Failure detection and master election¶
This design document describes a feature of Corda Enterprise.
Two key issues need to be resolved before Hot-Warm can be implemented:
- Automatic failure detection (currently our Hot-Cold set-up requires a human observer to detect a failed node)
- Master election and node activation (currently done manually)
This document proposes two solutions to the above mentioned issues. The strengths and drawbacks of each solution are explored.
Typical modern HA environments rely on a majority quorum of the cluster to be alive and operating normally in order to service requests. This means:
- A cluster of 1 replica can tolerate 0 failures
- A cluster of 2 replicas can tolerate 0 failures
- A cluster of 3 replicas can tolerate 1 failure
- A cluster of 4 replicas can tolerate 1 failure
- A cluster of 5 replicas can tolerate 2 failures
This already poses a challenge to us as clients will most likely want to deploy the minimum possible number of R3 Corda nodes. Ideally that minimum would be 3 but a solution for only 2 nodes should be available (even if it provides a lesser degree of HA than 3, 5 or more nodes). The problem with having only two nodes in the cluster is there is no distinction between failure and network partition.
Users should be allowed to set a preference for which node to be active in a hot-warm environment. This would probably be done with the help of a property(persisted in the DB in order to be changed on the fly). This is an important functionality as users might want to have the active node on better hardware and switch to the back-ups and back as soon as possible.
It would also be helpful for the chosen solution to not add deployment complexity.
Based on what is needed for Hot-Warm, 1 active node and at least one passive node (started but in stand-by mode), and the constraints identified above (automatic failover with at least 2 nodes and master preference), two frameworks have been explored: Zookeeper and Atomix. Neither apply to our use cases perfectly and require some tinkering to solve our issues, especially the preferred master election.
Preferred leader election - while the default algorithm does not take into account a leader preference, a custom algorithm can be implemented to suit our needs.

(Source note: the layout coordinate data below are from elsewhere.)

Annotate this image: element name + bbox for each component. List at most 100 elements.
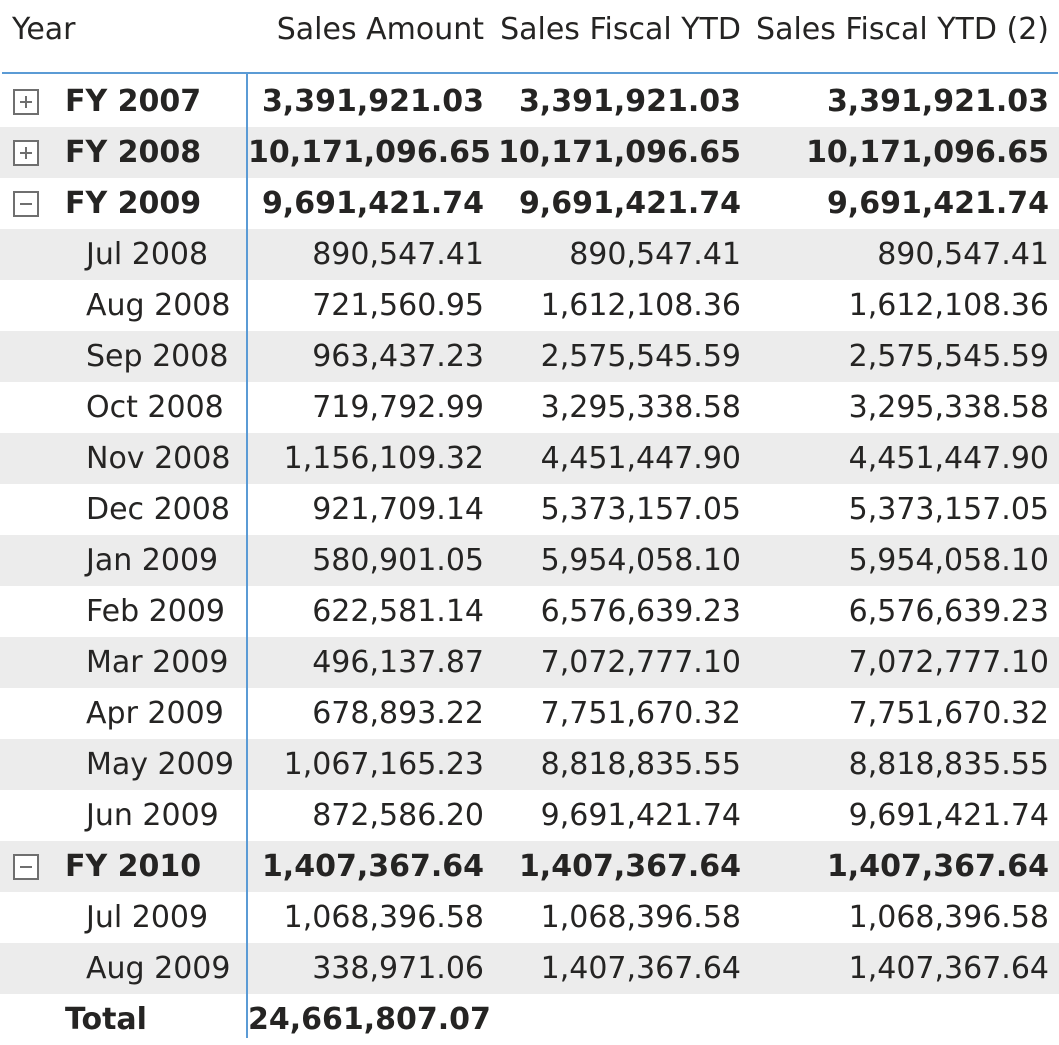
sales-fiscal-ytd-cell: 1,407,367.64 (540, 951, 741, 986)
sales-amount-cell: 580,901.05 (312, 543, 484, 578)
sales-fiscal-ytd-2-cell: 5,954,058.10 (848, 543, 1049, 578)
sales-fiscal-ytd-cell: 2,575,545.59 (540, 339, 741, 374)
row-label: Feb 2009 (86, 594, 225, 629)
fiscal-year-row[interactable]: FY 2007 3,391,921.03 3,391,921.03 3,391,921… (0, 76, 1059, 127)
sales-amount-cell: 496,137.87 (312, 645, 484, 680)
sales-fiscal-ytd-cell: 1,612,108.36 (540, 288, 741, 323)
collapse-icon[interactable] (13, 191, 39, 217)
sales-fiscal-ytd-2-cell: 10,171,096.65 (806, 135, 1049, 170)
month-row[interactable]: Jul 2009 1,068,396.58 1,068,396.58 1,068,39… (0, 892, 1059, 943)
sales-amount-cell: 338,971.06 (312, 951, 484, 986)
row-label: FY 2008 (65, 135, 202, 170)
column-header-year[interactable]: Year (12, 12, 76, 47)
sales-fiscal-ytd-cell: 3,391,921.03 (518, 84, 741, 119)
sales-fiscal-ytd-cell (494, 994, 741, 1045)
sales-amount-cell: 721,560.95 (312, 288, 484, 323)
sales-amount-cell: 719,792.99 (312, 390, 484, 425)
sales-fiscal-ytd-2-cell: 890,547.41 (877, 237, 1049, 272)
row-label: Jul 2009 (86, 900, 209, 935)
row-label: FY 2010 (65, 849, 202, 884)
sales-fiscal-ytd-2-cell (752, 994, 1049, 1045)
row-header-divider (246, 72, 248, 1038)
month-row[interactable]: Nov 2008 1,156,109.32 4,451,447.90 4,451,44… (0, 433, 1059, 484)
sales-amount-cell: 10,171,096.65 (248, 135, 491, 170)
sales-fiscal-ytd-cell: 5,373,157.05 (540, 492, 741, 527)
sales-amount-cell: 9,691,421.74 (261, 186, 484, 221)
sales-fiscal-ytd-cell: 3,295,338.58 (540, 390, 741, 425)
month-row[interactable]: May 2009 1,067,165.23 8,818,835.55 8,818,83… (0, 739, 1059, 790)
sales-amount-cell: 1,068,396.58 (283, 900, 484, 935)
row-label: Oct 2008 (86, 390, 224, 425)
sales-amount-cell: 678,893.22 (312, 696, 484, 731)
row-label: FY 2009 (65, 186, 202, 221)
sales-fiscal-ytd-2-cell: 7,751,670.32 (848, 696, 1049, 731)
sales-amount-cell: 963,437.23 (312, 339, 484, 374)
row-label: Mar 2009 (86, 645, 229, 680)
month-row[interactable]: Feb 2009 622,581.14 6,576,639.23 6,576,639.… (0, 586, 1059, 637)
sales-fiscal-ytd-cell: 9,691,421.74 (540, 798, 741, 833)
sales-fiscal-ytd-2-cell: 2,575,545.59 (848, 339, 1049, 374)
sales-fiscal-ytd-cell: 7,751,670.32 (540, 696, 741, 731)
sales-fiscal-ytd-cell: 6,576,639.23 (540, 594, 741, 629)
month-row[interactable]: Jul 2008 890,547.41 890,547.41 890,547.41 (0, 229, 1059, 280)
month-row[interactable]: Jun 2009 872,586.20 9,691,421.74 9,691,421.… (0, 790, 1059, 841)
sales-amount-cell: 921,709.14 (312, 492, 484, 527)
month-row[interactable]: Apr 2009 678,893.22 7,751,670.32 7,751,670.… (0, 688, 1059, 739)
sales-amount-cell: 622,581.14 (312, 594, 484, 629)
row-label: Jul 2008 (86, 237, 209, 272)
sales-fiscal-ytd-2-cell: 9,691,421.74 (848, 798, 1049, 833)
row-label: Jun 2009 (86, 798, 219, 833)
sales-amount-cell: 24,661,807.07 (248, 1002, 491, 1037)
sales-amount-cell: 872,586.20 (312, 798, 484, 833)
sales-fiscal-ytd-cell: 9,691,421.74 (518, 186, 741, 221)
sales-fiscal-ytd-cell: 1,068,396.58 (540, 900, 741, 935)
row-label: Jan 2009 (86, 543, 219, 578)
sales-fiscal-ytd-cell: 7,072,777.10 (540, 645, 741, 680)
sales-fiscal-ytd-2-cell: 1,407,367.64 (848, 951, 1049, 986)
sales-fiscal-ytd-cell: 5,954,058.10 (540, 543, 741, 578)
sales-fiscal-ytd-2-cell: 1,407,367.64 (826, 849, 1049, 884)
month-row[interactable]: Aug 2009 338,971.06 1,407,367.64 1,407,367.… (0, 943, 1059, 994)
fiscal-year-row[interactable]: FY 2009 9,691,421.74 9,691,421.74 9,691,421… (0, 178, 1059, 229)
row-label: Dec 2008 (86, 492, 230, 527)
header-divider (2, 72, 1058, 74)
sales-fiscal-ytd-2-cell: 3,391,921.03 (826, 84, 1049, 119)
total-row[interactable]: Total 24,661,807.07 (0, 994, 1059, 1045)
row-label: Aug 2009 (86, 951, 231, 986)
row-label: May 2009 (86, 747, 234, 782)
sales-fiscal-ytd-2-cell: 7,072,777.10 (848, 645, 1049, 680)
row-label: FY 2007 (65, 84, 202, 119)
column-header-sales-fiscal-ytd[interactable]: Sales Fiscal YTD (500, 12, 741, 47)
month-row[interactable]: Mar 2009 496,137.87 7,072,777.10 7,072,777.… (0, 637, 1059, 688)
sales-fiscal-ytd-cell: 890,547.41 (569, 237, 741, 272)
fiscal-year-row[interactable]: FY 2008 10,171,096.65 10,171,096.65 10,171,… (0, 127, 1059, 178)
sales-fiscal-ytd-cell: 4,451,447.90 (540, 441, 741, 476)
column-header-sales-fiscal-ytd-2[interactable]: Sales Fiscal YTD (2) (756, 12, 1049, 47)
month-row[interactable]: Dec 2008 921,709.14 5,373,157.05 5,373,157.… (0, 484, 1059, 535)
fiscal-year-row[interactable]: FY 2010 1,407,367.64 1,407,367.64 1,407,367… (0, 841, 1059, 892)
month-row[interactable]: Sep 2008 963,437.23 2,575,545.59 2,575,545.… (0, 331, 1059, 382)
row-label: Sep 2008 (86, 339, 229, 374)
sales-fiscal-ytd-2-cell: 5,373,157.05 (848, 492, 1049, 527)
month-row[interactable]: Oct 2008 719,792.99 3,295,338.58 3,295,338.… (0, 382, 1059, 433)
sales-amount-cell: 890,547.41 (312, 237, 484, 272)
expand-icon[interactable] (13, 140, 39, 166)
sales-fiscal-ytd-2-cell: 1,612,108.36 (848, 288, 1049, 323)
column-header-sales-amount[interactable]: Sales Amount (276, 12, 484, 47)
month-row[interactable]: Jan 2009 580,901.05 5,954,058.10 5,954,058.… (0, 535, 1059, 586)
sales-fiscal-ytd-2-cell: 6,576,639.23 (848, 594, 1049, 629)
expand-icon[interactable] (13, 89, 39, 115)
sales-amount-cell: 1,407,367.64 (261, 849, 484, 884)
collapse-icon[interactable] (13, 854, 39, 880)
month-row[interactable]: Aug 2008 721,560.95 1,612,108.36 1,612,108.… (0, 280, 1059, 331)
sales-fiscal-ytd-2-cell: 8,818,835.55 (848, 747, 1049, 782)
header-row: Year Sales Amount Sales Fiscal YTD Sales… (0, 0, 1059, 72)
sales-fiscal-ytd-2-cell: 4,451,447.90 (848, 441, 1049, 476)
sales-fiscal-ytd-cell: 8,818,835.55 (540, 747, 741, 782)
sales-fiscal-ytd-2-cell: 1,068,396.58 (848, 900, 1049, 935)
sales-amount-cell: 1,067,165.23 (283, 747, 484, 782)
sales-fiscal-ytd-cell: 1,407,367.64 (518, 849, 741, 884)
sales-fiscal-ytd-cell: 10,171,096.65 (498, 135, 741, 170)
sales-fiscal-ytd-2-cell: 9,691,421.74 (826, 186, 1049, 221)
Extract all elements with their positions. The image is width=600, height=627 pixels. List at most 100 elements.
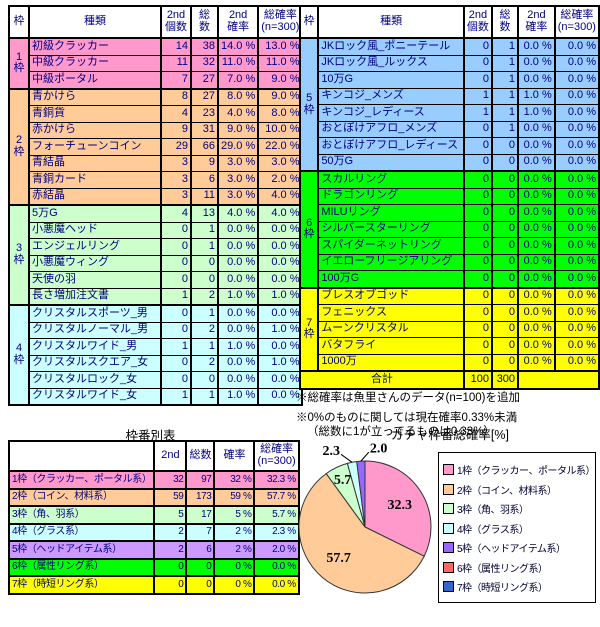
item-value: 0 — [490, 286, 520, 305]
item-value: 0.0 % — [216, 238, 260, 256]
summary-row: 5枠（ヘッドアイテム系） 2 6 2 % 2.0 % — [7, 540, 300, 559]
item-value: 4 — [160, 105, 192, 123]
item-value: 0.0 % — [257, 338, 304, 356]
item-value: 0.0 % — [553, 320, 600, 338]
item-value: 0 — [490, 137, 520, 155]
legend-swatch — [443, 542, 454, 554]
summary-value: 57.7 % — [253, 487, 300, 507]
legend-swatch — [443, 581, 454, 593]
item-value: 0 — [462, 153, 493, 172]
pie-slice — [364, 460, 432, 557]
item-value: 0.0 % — [517, 120, 556, 138]
item-name: おとぼけアフロ_メンズ — [317, 120, 465, 138]
item-value: 1.0 % — [216, 338, 260, 356]
item-row: MILUリング 0 0 0.0 % 0.0 % — [300, 204, 600, 222]
summary-value: 0 — [153, 557, 188, 577]
item-value: 0 — [490, 253, 520, 271]
item-value: 4.0 % — [216, 204, 260, 223]
item-value: 0.0 % — [517, 353, 556, 372]
summary-value: 7 — [185, 522, 216, 542]
item-value: 0.0 % — [216, 354, 260, 372]
item-row: エンジェルリング 0 1 0.0 % 0.0 % — [9, 238, 304, 256]
item-name: 長さ増加注文書 — [28, 287, 162, 306]
item-value: 0.0 % — [553, 170, 600, 189]
item-name: 赤結晶 — [28, 187, 162, 206]
summary-value: 0 — [153, 575, 188, 594]
item-value: 0.0 % — [553, 54, 600, 72]
summary-frame-label: 7枠（時短リング系） — [7, 575, 156, 594]
column-header: 枠 — [298, 5, 320, 39]
item-name: おとぼけアフロ_レディース — [317, 137, 465, 155]
item-value: 1.0 % — [517, 104, 556, 122]
item-value: 0.0 % — [517, 253, 556, 271]
item-name: キンコジ_レディース — [317, 104, 465, 122]
item-value: 0 — [490, 353, 520, 372]
item-value: 0 — [462, 320, 493, 338]
legend-label: 6枠（属性リング系） — [457, 563, 548, 575]
item-row: 小悪魔ヘッド 0 1 0.0 % 0.0 % — [9, 221, 304, 239]
item-value: 0.0 % — [257, 254, 304, 272]
pie-leader-line — [340, 453, 353, 463]
item-name: シルバースターリング — [317, 220, 465, 238]
item-value: 1 — [490, 104, 520, 122]
legend-item: 6枠（属性リング系） — [443, 558, 593, 578]
pie-slice-label: 2.0 — [370, 442, 388, 457]
item-value: 3 — [160, 154, 192, 172]
legend-swatch — [443, 522, 454, 534]
summary-value: 5.7 % — [253, 505, 300, 524]
item-row: JKロック風_ルックス 0 1 0.0 % 0.0 % — [300, 54, 600, 72]
item-row: クリスタルロック_女 0 0 0.0 % 0.0 % — [9, 371, 304, 389]
pie-slice-label: 32.3 — [388, 498, 413, 513]
total-value: 100 — [462, 370, 493, 389]
total-value: 300 — [490, 370, 520, 389]
summary-value: 5 — [153, 505, 188, 524]
item-name: フォーチューンコイン — [28, 138, 162, 156]
item-row: 50万G 0 0 0.0 % 0.0 % — [300, 153, 600, 172]
item-value: 9 — [160, 121, 192, 139]
item-name: 小悪魔ヘッド — [28, 221, 162, 239]
item-name: 赤かけら — [28, 121, 162, 139]
note-zero-percent: ※0%のものに関しては現在確率0.33%未満 — [296, 412, 518, 424]
legend-swatch — [443, 483, 454, 495]
column-header: 確率 — [213, 440, 256, 472]
item-value: 1 — [490, 71, 520, 89]
pie-slice-label: 5.7 — [334, 473, 352, 488]
item-value: 0.0 % — [517, 71, 556, 89]
item-value: 2 — [190, 321, 219, 339]
legend-label: 2枠（コイン、材料系） — [457, 485, 557, 497]
item-value: 4 — [160, 204, 192, 223]
item-name: ブレスオブゴッド — [317, 286, 465, 305]
item-value: 0.0 % — [216, 254, 260, 272]
item-row: 6 枠スカルリング 0 0 0.0 % 0.0 % — [298, 170, 600, 288]
item-value: 0.0 % — [517, 153, 556, 172]
item-value: 0.0 % — [517, 320, 556, 338]
item-value: 0.0 % — [216, 304, 260, 323]
column-header: 総確率 (n=300) — [253, 440, 300, 472]
item-row: キンコジ_メンズ 1 1 1.0 % 0.0 % — [300, 87, 600, 105]
item-value: 22.0 % — [257, 138, 304, 156]
item-row: 長さ増加注文書 1 2 1.0 % 1.0 % — [9, 287, 304, 306]
item-value: 1 — [160, 387, 192, 406]
item-value: 1 — [160, 287, 192, 306]
summary-frame-label: 3枠（角、羽系） — [7, 505, 156, 524]
item-name: 青かけら — [28, 87, 162, 106]
item-value: 1 — [190, 338, 219, 356]
summary-value: 0.0 % — [253, 557, 300, 577]
item-name: バタフライ — [317, 337, 465, 355]
summary-row: 1枠（クラッカー、ポータル系） 32 97 32 % 32.3 % — [7, 470, 300, 489]
item-name: 青結晶 — [28, 154, 162, 172]
item-name: クリスタルノーマル_男 — [28, 321, 162, 339]
legend-label: 3枠（角、羽系） — [457, 505, 529, 517]
item-value: 0 — [462, 37, 493, 56]
frame-label: 5 枠 — [298, 37, 320, 172]
item-value: 0.0 % — [553, 71, 600, 89]
item-value: 38 — [190, 37, 219, 56]
item-table-frames-1-4: 枠種類 2nd 個数 総数 2nd 確率 総確率 (n=300) 1 枠初級クラッカー 14… — [8, 5, 304, 406]
item-value: 0 — [462, 54, 493, 72]
item-value: 0 — [160, 254, 192, 272]
legend-swatch — [443, 561, 454, 573]
item-value: 0 — [462, 137, 493, 155]
item-value: 0.0 % — [257, 238, 304, 256]
item-value: 2 — [190, 354, 219, 372]
item-name: クリスタルワイド_女 — [28, 387, 162, 406]
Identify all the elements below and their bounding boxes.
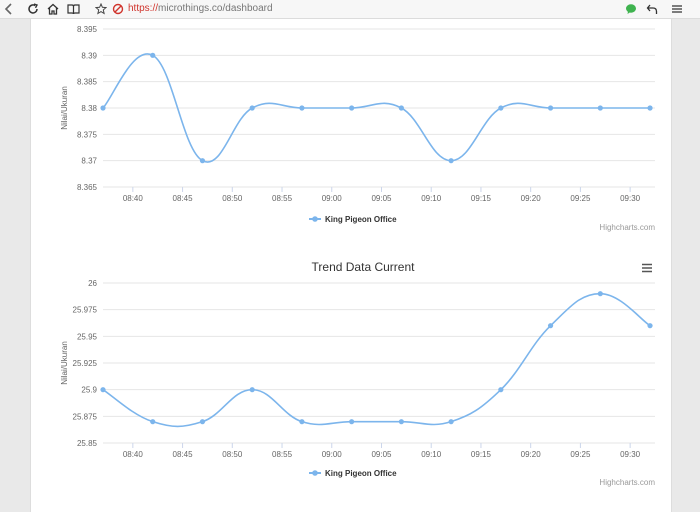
data-point[interactable] [100,105,106,111]
y-tick-label: 8.38 [81,104,97,113]
x-tick-label: 08:55 [272,194,293,203]
data-point[interactable] [498,105,504,111]
y-tick-label: 25.95 [77,332,98,341]
x-tick-label: 08:45 [173,194,194,203]
chart-2-y-ticks: 25.85 25.875 25.9 25.925 25.95 25.975 26 [73,279,98,448]
url-path: microthings.co/dashboard [158,3,273,14]
data-point[interactable] [150,419,156,425]
x-tick-label: 09:15 [471,194,492,203]
chart-1-credits-link[interactable]: Highcharts.com [599,223,655,232]
y-tick-label: 8.385 [77,78,98,87]
url-scheme: https:// [128,3,159,14]
not-secure-icon[interactable] [111,2,125,16]
y-tick-label: 25.85 [77,439,98,448]
data-point[interactable] [597,105,603,111]
chart-2-title: Trend Data Current [312,260,416,274]
chart-1-legend-label: King Pigeon Office [325,215,397,224]
data-point[interactable] [349,419,355,425]
y-tick-label: 8.395 [77,25,98,34]
x-tick-label: 08:40 [123,194,144,203]
y-tick-label: 8.365 [77,183,98,192]
favorite-star-icon[interactable] [94,2,108,16]
charts-canvas: Nilai/Ukuran 8.365 8.37 8.375 8.38 8.385 8.39… [60,25,655,487]
x-tick-label: 08:50 [222,194,243,203]
chart-2-gridlines [103,282,655,444]
home-icon[interactable] [46,2,60,16]
chart-2-x-ticks: 08:40 08:45 08:50 08:55 09:00 09:05 09:10 09:15… [123,443,641,459]
data-point[interactable] [199,158,206,164]
chart-1-legend[interactable]: King Pigeon Office [309,215,397,224]
page-background: Nilai/Ukuran 8.365 8.37 8.375 8.38 8.385 8.39… [0,19,700,512]
x-tick-label: 08:50 [222,450,243,459]
y-tick-label: 8.39 [81,51,97,60]
chart-2-legend-marker-icon [312,470,318,476]
y-tick-label: 25.975 [73,306,98,315]
chart-1-y-ticks: 8.365 8.37 8.375 8.38 8.385 8.39 8.395 [77,25,98,192]
data-point[interactable] [498,387,504,393]
data-point[interactable] [299,419,305,425]
y-tick-label: 26 [88,279,97,288]
x-tick-label: 09:10 [421,450,442,459]
y-tick-label: 25.925 [73,359,98,368]
x-tick-label: 09:00 [322,194,343,203]
y-tick-label: 8.37 [81,157,97,166]
y-tick-label: 25.9 [81,386,97,395]
data-point[interactable] [249,105,255,111]
data-point[interactable] [299,105,305,111]
data-point[interactable] [398,419,404,425]
dashboard-card: Nilai/Ukuran 8.365 8.37 8.375 8.38 8.385 8.39… [30,19,672,512]
x-tick-label: 08:55 [272,450,293,459]
data-point[interactable] [199,419,206,425]
chart-2: Trend Data Current Nilai/Ukuran 25.8525.… [60,260,655,487]
data-point[interactable] [647,323,653,329]
menu-icon[interactable] [670,2,684,16]
browser-toolbar: https://microthings.co/dashboard [0,0,700,19]
reload-icon[interactable] [26,2,40,16]
data-point[interactable] [647,105,653,111]
chart-1: Nilai/Ukuran 8.365 8.37 8.375 8.38 8.385 8.39… [60,25,655,232]
address-bar[interactable]: https://microthings.co/dashboard [128,3,273,15]
chart-2-y-axis-label: Nilai/Ukuran [60,341,69,385]
x-tick-label: 09:30 [620,194,641,203]
chart-2-legend[interactable]: King Pigeon Office [309,469,397,478]
data-point[interactable] [100,387,106,393]
chart-2-legend-label: King Pigeon Office [325,469,397,478]
chat-icon[interactable] [624,2,638,16]
x-tick-label: 09:25 [570,450,591,459]
x-tick-label: 08:40 [123,450,144,459]
data-point[interactable] [150,52,156,58]
chart-2-series [100,291,653,428]
x-tick-label: 09:05 [371,194,392,203]
hamburger-menu-icon[interactable] [639,261,653,273]
y-tick-label: 25.875 [73,412,98,421]
y-tick-label: 8.375 [77,130,98,139]
data-point[interactable] [547,323,554,329]
data-point[interactable] [249,387,255,393]
data-point[interactable] [398,105,404,111]
data-point[interactable] [547,105,554,111]
chart-1-y-axis-label: Nilai/Ukuran [60,86,69,130]
series-line[interactable] [102,292,651,428]
x-tick-label: 09:10 [421,194,442,203]
data-point[interactable] [597,291,603,297]
chart-1-legend-marker-icon [312,216,318,222]
x-tick-label: 09:20 [521,194,542,203]
chart-1-series [100,52,653,164]
x-tick-label: 09:15 [471,450,492,459]
data-point[interactable] [448,158,454,164]
x-tick-label: 09:05 [371,450,392,459]
x-tick-label: 09:30 [620,450,641,459]
x-tick-label: 09:00 [322,450,343,459]
x-tick-label: 09:20 [521,450,542,459]
back-chevron-icon[interactable] [2,2,16,16]
data-point[interactable] [448,419,454,425]
x-tick-label: 09:25 [570,194,591,203]
reading-view-icon[interactable] [66,2,80,16]
undo-icon[interactable] [645,2,659,16]
data-point[interactable] [349,105,355,111]
chart-1-x-ticks: 08:40 08:45 08:50 08:55 09:00 09:05 09:10 09:15… [123,187,641,203]
chart-2-credits-link[interactable]: Highcharts.com [599,478,655,487]
x-tick-label: 08:45 [173,450,194,459]
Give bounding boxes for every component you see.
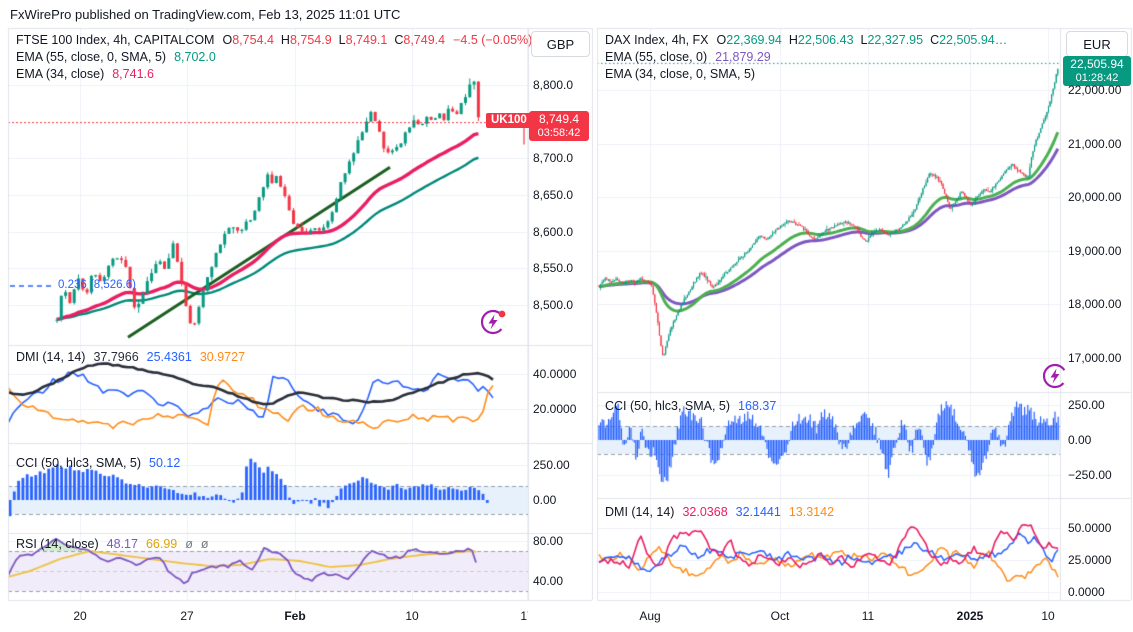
ftse-title: FTSE 100 Index, 4h, CAPITALCOM bbox=[16, 33, 215, 47]
dax-dmi-pink-value: 32.0368 bbox=[682, 505, 728, 519]
dax-cci-value: 168.37 bbox=[738, 399, 777, 413]
ema55-label: EMA (55, close, 0, SMA, 5) bbox=[16, 50, 167, 64]
ftse-price-tick: 8,650.0 bbox=[533, 188, 574, 202]
ftse-price-tick: 8,700.0 bbox=[533, 151, 574, 166]
flash-boost-icon-right[interactable] bbox=[1041, 362, 1069, 390]
dax-legend-ema34[interactable]: EMA (34, close, 0, SMA, 5) bbox=[605, 67, 755, 81]
ftse-legend-ema55[interactable]: EMA (55, close, 0, SMA, 5) 8,702.0 bbox=[16, 50, 216, 64]
dax-dmi-tick: 50.0000 bbox=[1068, 521, 1112, 535]
time-tick-label: 17 bbox=[520, 609, 528, 623]
dax-price-tick: 18,000.00 bbox=[1068, 297, 1122, 312]
time-tick-label: 27 bbox=[180, 609, 194, 623]
rsi-value: 48.17 bbox=[106, 537, 138, 551]
ftse-dmi-tick: 20.0000 bbox=[533, 402, 577, 416]
ftse-price-badge: 8,749.4 03:58:42 bbox=[529, 111, 589, 141]
time-tick-label: Aug bbox=[639, 609, 661, 623]
ftse-dmi-tick: 40.0000 bbox=[533, 367, 577, 381]
ftse-legend-ema34[interactable]: EMA (34, close) 8,741.6 bbox=[16, 67, 154, 81]
dax-ema55-value: 21,879.29 bbox=[715, 50, 771, 64]
ohlc-token: L8,749.1 bbox=[338, 33, 388, 47]
ftse-cci-legend[interactable]: CCI (50, hlc3, SMA, 5) 50.12 bbox=[16, 456, 180, 470]
time-tick-label: 11 bbox=[861, 609, 875, 623]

Environment with 2 nodes - while this type of set-up can’t distinguish between a node failure and network partition, a workaround can be implemented by having 2 nodes and 3 zookeeper instances(3rd would be needed to form a majority).
- Very well documented
- Widely used, hence a lot of cookbooks, recipes and solutions to all sorts of problems
- Supports custom leader election
- Added deployment complexity
- Bootstrapping a cluster is not very straightforward
- Too complex for our needs?
Preferred leader election - cannot be implemented easily; a creative solution would be required.
Environment with 2 nodes - using only embedded replicas, there’s no solution; Atomix comes also as a standalone server which could be run outside the node as a 3rd entity to allow a quorum(see image above).
- Easy to get started with
- Embedded, no added deployment complexity
- Already used partially (Atomix Catalyst) in the notary cluster
- Not as popular as Zookeeper, less used
- Documentation is underwhelming; no proper usage examples
- No easy way of influencing leader election; will require some creative use of Atomix functionality either via distributed groups or other resources
If Zookeeper is chosen, we would need to look into a solution for easy configuration and deployment (maybe docker images). Custom leader election can be implemented by following one of the examples available online.
If Atomix is chosen, a solution to enforce some sort of preferred leader needs to found. One way to do it would be to have the Corda cluster leader be a separate entity from the Atomix cluster leader. Implementing the election would then be done using the distributed resources made available by the framework.
Whichever solution is chosen, using 2 nodes in a Hot-Warm environment is not ideal. A minimum of 3 is required to ensure proper failover.
Almost every configuration option that these frameworks offer should be exposed through node.conf.
We’ve looked into using Galera which is currently used for the notary cluster for storing the committed state hashes. It offers multi-master read/write and certification-based replication which is not leader based. It could be used to implement automatic failure detection and master election(similar to our current mutual exclusion).However, we found that it doesn’t suit our needs because:
- it adds to deployment complexity
- usable only with MySQL and InnoDB storage engine
- we’d have to implement node failure detection and master election from scratch; in this regard both Atomix and Zookeeper are better suited
Our preference would be Zookeeper despite not being as lightweight and deployment-friendly as Atomix. The wide spread use, proper documentation and flexibility to use it not only for automatic failover and master election but also configuration management(something we might consider moving forward) makes it a better fit for our needs.